You are doing amazing work! Wow, what a struggle to have to prove your worth. You are a strong woman. 

Ese Ajuyah
Jul 23, 2016
Jul 23, 2016

Thank you Kkrompas. Thank you for your kind words.

Sally maforchi Mboumien
Jul 20, 2016
Jul 20, 2016

Dear ESE I like your journey. Cultural taboo and patriarchy is the greatest night mare most African females have to live with

I wish you well in your journey for change.

Ese Ajuyah
Jul 23, 2016
Jul 23, 2016

Dear Masaliens,

You are so right. African females sure have a whole lot to deal with as a result of culturally imposed challenges.

Thank you for your words of encouragement. Ese

Pushpa Achanta
Jul 23, 2016
Jul 23, 2016

Dear Ese Ajuyah,

Hi. Happy to hear of your determined resistance to patriarchy and sexism that are sadly universal. May you keep touching more lives.

Love,

Pushpa

Ese Ajuyah
Jul 23, 2016
Jul 23, 2016

Thank you Pushpa. Ese

Mary Morgan
Jul 23, 2016
Jul 23, 2016

I am honored to read about your convictions and your journey.

Do you still have a relationship with your dad or your family, or did your views cause a painful rift? I admire your determination to be of service and to always work for something you believe makes the world better. 

What is your mentor like? Do you still keep in touch with her? Being a counselor is a good way to help lots of people but it must be very hard on you, too.

Thank you for helping other women to find their voice!

Ese Ajuyah
Jul 23, 2016
Jul 23, 2016

Hello Marycait,

Well my dad is late now. I actually did earn my respect with him overtime before he passed on. i am in strong contact with all my other siblings.

Yes I am also in contact with my mentor there are relationships that endure through the years and my relationship with my mentor is one of such.
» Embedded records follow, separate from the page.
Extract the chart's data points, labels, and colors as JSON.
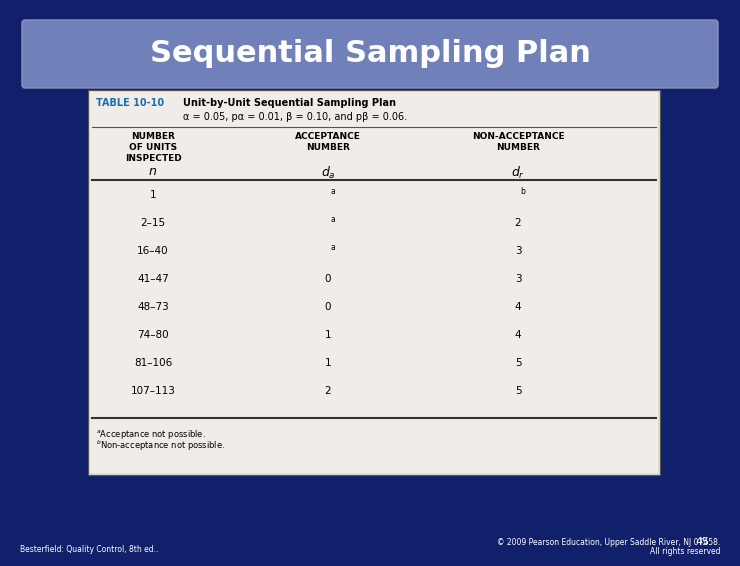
{
  "title": "Sequential Sampling Plan",
  "title_bg_color": "#7080b8",
  "slide_bg_color": "#11206b",
  "table_bg_color": "#e8e8e8",
  "table_title_label": "TABLE 10-10",
  "table_title_text": "Unit-by-Unit Sequential Sampling Plan",
  "table_subtitle": "α = 0.05, pα = 0.01, β = 0.10, and pβ = 0.06.",
  "page_number": "45",
  "footer_left": "Besterfield: Quality Control, 8th ed..",
  "footer_right": "© 2009 Pearson Education, Upper Saddle River, NJ 07458.\nAll rights reserved"
}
I agree with you that counseling could be tasking, however i find pleasure in acting as a guide for other hurting and challenged women to access help. Its a pleasing way to live for me.

Ese

Leslie Stoupas
Jul 27, 2016
Jul 27, 2016

Dear Ese,

I am impressed by the hard work to which you have dedicated yourself, especially in a cultural environment that tries to keep women under the patriarchal thumb. It is difficult to see people who are suffering, but rewarding to know you have helped them. I am looking forward to hearing more about the work that you do!